Google takes on 'Africa's challenges' with first AI centre in Ghana

Last updated on: 13 April,2019 09:52 am

Africa's population is estimated to be 1.2 billion, 60 percent of them under the age of 24.

ACCRA (AFP) – An artificial intelligence research laboratory opened by Google in Ghana, the first of its kind in Africa, will take on challenges across the continent, researchers say.

The US technology giant said the lab in the capital Accra would address economic, political and environmental issues.

"Africa has many challenges where the use of AI could be beneficial, sometimes even more than in other places," Google’s head of AI Accra, Moustapha Cisse, told AFP at the centre’s official opening this week.

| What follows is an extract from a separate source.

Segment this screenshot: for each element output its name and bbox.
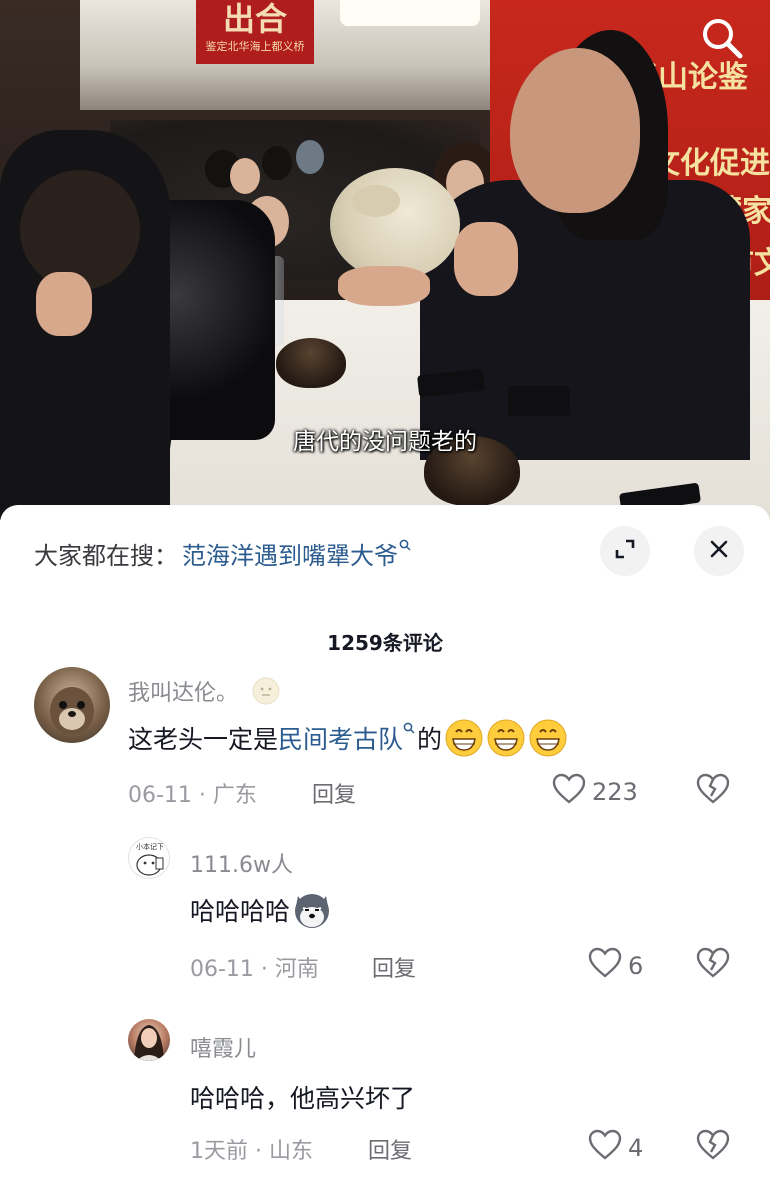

Similar research centres have already opened in cities around the world including Tokyo, Zurich, New York and Paris.

The new lab, Cisse said, would use AI to develop solutions in healthcare, education and agriculture -- such as helping to diagnose certain types of crop disease.

Cisse, an expert from Senegal, said he hoped specialist engineers and AI researchers would collaborate with local organisations and policymakers.

Google is working with universities and start-ups in Ghana, Nigeria, Kenya and South Africa to enhance AI development regionally, he said.

"We just need to ensure that the right education and opportunities are in place," he said.

"That is why Google is sponsoring a lot of these young people for their degrees... to help develop a new generation of AI developers."

‘Clear opportunity’

Other tech companies, including Facebook, have launched initiatives in Africa and demographics are a key factor behind the drive.

Africa’s population is estimated to be 1.2 billion, 60 percent of them under the age of 24.

By 2050, the UN estimates the population will double to 2.4 billion.

As online social networks expand, that presents a huge market for US tech giants to tap into.